So far this morning has been filled with admin, that omnipresent beast, although for once almost all of it has been productive. An Evensong picked up here, a music director found (probably) for a choir there, and some other decent bits and pieces to boot.

The bad news is that it has taken up most of the morning, but the good news is that if the horizon stays clear then it has freed up the afternoon for me to get my head down and power on with the Dunstan cantata. I feel a little like the Starship Enterprise in one of its the engines cannae take it moments, bits of work falling off here and there until only the main structure remains.
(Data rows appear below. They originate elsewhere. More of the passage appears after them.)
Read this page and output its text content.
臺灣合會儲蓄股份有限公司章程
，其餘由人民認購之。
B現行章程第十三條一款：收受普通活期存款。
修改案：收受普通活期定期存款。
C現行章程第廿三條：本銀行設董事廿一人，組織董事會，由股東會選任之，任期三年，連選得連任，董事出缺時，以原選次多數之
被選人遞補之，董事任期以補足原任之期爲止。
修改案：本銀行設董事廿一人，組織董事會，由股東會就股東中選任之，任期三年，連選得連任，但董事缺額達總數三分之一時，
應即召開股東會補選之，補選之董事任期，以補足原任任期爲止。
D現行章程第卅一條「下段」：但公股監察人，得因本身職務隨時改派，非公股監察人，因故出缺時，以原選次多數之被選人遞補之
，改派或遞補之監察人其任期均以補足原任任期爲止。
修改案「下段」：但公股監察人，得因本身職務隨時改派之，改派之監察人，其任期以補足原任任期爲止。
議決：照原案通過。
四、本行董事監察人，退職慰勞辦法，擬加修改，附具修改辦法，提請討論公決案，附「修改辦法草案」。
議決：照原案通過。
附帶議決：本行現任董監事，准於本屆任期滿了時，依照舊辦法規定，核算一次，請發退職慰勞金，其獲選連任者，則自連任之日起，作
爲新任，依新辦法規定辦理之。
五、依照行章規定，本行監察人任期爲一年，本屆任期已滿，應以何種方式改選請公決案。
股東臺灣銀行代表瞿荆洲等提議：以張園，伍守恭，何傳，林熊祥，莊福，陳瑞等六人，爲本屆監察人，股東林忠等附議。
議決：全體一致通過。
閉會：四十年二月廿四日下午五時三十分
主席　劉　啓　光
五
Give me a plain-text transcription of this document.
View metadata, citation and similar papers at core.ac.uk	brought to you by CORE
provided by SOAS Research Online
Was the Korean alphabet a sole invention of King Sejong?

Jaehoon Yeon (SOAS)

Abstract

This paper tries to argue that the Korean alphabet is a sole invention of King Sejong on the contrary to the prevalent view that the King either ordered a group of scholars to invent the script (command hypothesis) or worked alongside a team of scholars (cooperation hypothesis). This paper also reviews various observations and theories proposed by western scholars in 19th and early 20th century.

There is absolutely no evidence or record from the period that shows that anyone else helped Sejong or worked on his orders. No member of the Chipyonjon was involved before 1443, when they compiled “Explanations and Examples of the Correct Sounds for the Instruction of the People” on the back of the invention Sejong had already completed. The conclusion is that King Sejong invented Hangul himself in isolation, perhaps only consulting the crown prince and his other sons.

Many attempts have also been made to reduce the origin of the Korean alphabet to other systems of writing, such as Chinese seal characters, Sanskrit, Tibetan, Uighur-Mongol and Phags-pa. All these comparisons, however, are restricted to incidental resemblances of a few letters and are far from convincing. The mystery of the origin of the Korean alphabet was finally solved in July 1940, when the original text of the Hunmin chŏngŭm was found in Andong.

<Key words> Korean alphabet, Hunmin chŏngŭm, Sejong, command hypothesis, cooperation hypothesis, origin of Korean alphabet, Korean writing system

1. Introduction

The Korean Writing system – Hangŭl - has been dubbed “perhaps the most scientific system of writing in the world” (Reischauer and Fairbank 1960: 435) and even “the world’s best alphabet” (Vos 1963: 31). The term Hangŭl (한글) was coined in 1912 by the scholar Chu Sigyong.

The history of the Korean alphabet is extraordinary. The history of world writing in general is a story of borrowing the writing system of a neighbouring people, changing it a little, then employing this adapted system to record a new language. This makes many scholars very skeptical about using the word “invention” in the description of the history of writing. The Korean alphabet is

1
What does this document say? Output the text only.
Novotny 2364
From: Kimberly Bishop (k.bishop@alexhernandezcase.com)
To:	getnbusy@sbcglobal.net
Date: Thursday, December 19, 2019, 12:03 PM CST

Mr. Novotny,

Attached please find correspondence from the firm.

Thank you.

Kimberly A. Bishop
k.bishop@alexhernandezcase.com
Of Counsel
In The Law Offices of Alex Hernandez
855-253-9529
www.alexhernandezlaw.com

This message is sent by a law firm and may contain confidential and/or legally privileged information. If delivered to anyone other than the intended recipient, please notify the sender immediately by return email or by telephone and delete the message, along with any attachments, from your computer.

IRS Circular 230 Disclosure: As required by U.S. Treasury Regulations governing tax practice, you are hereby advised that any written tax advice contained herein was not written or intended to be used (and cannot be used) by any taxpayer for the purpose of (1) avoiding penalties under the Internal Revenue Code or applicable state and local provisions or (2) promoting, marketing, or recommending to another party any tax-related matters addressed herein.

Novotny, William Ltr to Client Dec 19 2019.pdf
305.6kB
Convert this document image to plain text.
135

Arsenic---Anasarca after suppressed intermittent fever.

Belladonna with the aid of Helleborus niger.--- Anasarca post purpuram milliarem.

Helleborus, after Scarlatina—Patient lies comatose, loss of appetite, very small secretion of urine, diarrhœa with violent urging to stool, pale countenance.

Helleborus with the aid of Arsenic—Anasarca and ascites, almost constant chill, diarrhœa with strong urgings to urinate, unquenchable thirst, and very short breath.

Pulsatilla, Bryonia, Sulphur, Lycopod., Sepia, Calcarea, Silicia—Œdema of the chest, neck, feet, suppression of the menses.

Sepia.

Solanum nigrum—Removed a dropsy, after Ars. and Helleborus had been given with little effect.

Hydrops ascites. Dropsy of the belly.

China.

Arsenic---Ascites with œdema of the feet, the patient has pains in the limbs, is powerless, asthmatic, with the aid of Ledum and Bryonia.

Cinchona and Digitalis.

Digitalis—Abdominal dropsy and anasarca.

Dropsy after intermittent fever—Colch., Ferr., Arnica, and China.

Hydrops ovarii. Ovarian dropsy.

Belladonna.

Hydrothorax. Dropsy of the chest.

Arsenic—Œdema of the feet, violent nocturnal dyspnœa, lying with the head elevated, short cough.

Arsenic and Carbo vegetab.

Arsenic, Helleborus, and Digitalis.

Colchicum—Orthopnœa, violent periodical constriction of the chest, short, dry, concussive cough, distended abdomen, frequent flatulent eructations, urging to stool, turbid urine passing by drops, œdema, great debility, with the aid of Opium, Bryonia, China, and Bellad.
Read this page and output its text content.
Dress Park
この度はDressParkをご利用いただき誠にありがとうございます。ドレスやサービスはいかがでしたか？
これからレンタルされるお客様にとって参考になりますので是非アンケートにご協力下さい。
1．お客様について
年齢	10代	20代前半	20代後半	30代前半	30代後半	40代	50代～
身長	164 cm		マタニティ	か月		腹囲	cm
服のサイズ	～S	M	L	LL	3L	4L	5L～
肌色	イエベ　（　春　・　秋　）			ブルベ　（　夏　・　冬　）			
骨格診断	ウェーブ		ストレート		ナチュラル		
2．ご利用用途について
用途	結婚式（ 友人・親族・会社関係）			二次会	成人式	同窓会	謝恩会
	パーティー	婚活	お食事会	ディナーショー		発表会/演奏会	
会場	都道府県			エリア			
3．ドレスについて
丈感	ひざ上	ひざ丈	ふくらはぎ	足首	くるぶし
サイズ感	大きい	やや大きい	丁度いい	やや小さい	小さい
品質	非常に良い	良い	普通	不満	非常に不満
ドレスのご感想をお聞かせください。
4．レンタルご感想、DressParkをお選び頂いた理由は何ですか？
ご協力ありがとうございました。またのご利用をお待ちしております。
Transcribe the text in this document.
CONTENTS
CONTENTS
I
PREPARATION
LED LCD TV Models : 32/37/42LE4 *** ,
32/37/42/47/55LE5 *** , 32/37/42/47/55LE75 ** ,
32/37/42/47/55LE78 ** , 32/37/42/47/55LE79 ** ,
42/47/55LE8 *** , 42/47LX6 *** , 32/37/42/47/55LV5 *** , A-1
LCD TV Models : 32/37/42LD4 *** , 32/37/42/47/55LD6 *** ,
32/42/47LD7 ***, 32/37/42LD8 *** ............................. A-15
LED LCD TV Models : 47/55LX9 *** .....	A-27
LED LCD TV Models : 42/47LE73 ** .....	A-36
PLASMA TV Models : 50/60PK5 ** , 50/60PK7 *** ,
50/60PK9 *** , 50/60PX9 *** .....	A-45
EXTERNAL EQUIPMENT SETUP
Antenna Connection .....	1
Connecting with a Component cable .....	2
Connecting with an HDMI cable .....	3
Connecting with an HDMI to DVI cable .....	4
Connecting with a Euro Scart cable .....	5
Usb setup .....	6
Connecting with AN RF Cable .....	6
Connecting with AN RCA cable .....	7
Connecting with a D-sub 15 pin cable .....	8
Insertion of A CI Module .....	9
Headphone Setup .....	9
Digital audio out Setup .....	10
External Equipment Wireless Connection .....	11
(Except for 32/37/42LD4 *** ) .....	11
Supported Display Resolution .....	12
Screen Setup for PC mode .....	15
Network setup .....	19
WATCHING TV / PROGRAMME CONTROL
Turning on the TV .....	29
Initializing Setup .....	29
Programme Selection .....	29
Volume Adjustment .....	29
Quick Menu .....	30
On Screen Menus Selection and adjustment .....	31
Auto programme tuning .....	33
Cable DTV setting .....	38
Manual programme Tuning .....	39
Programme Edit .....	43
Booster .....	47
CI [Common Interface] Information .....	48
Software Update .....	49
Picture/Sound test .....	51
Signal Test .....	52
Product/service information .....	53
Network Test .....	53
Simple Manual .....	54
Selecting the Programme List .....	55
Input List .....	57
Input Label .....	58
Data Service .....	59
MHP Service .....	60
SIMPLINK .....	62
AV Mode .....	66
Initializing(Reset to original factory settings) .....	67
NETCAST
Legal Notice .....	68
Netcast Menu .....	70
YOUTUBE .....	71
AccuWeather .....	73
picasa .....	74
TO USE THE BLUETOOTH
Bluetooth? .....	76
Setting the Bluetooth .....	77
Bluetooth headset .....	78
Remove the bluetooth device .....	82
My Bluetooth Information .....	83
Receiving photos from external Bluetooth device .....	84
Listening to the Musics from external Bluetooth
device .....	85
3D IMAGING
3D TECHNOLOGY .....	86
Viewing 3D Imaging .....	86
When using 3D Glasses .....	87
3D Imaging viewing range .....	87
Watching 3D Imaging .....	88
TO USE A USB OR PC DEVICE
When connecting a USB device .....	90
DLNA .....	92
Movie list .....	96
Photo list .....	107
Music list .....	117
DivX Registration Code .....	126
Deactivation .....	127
The main structure, the command deck of my life, is the composition, of course, and as I write this I sit here in my own little corner of Yeovil happy in the knowledge that one of the pieces I have written here has already had a little success, so while I am not expecting a blue plaque or any other similar nonsense, at least I feel that I have achieved something. The way that things are going I suspect that a large part of the cantata will also be fuelled by a mixture of coffee and croissants from this particular establishment.

Even after many years I associate particular places with the writing of many of my pieces. Sweet Was The Song, for example, always reminds me of sitting upstairs in my house while my hamster went out for her evening run; the Festive Voluntary of stolen compositional moments between giving piano lessons at the London Oratory School; Prelude, Fugue & Epilogue of the little room in Old Palace Yard where I used to give singing lessons.

Other pieces, oddly, remind me of nothing at all, and many titles in my catalogue, over and above those listed on my website, I cannot even remember writing. In fact, I one received an email about one of my pieces and assumed that it was spam and it was only when I checked my own catalogue that I found the title. Even then I had to open the file and have a good look at it in order to remember what it was. Memory is a funny thing.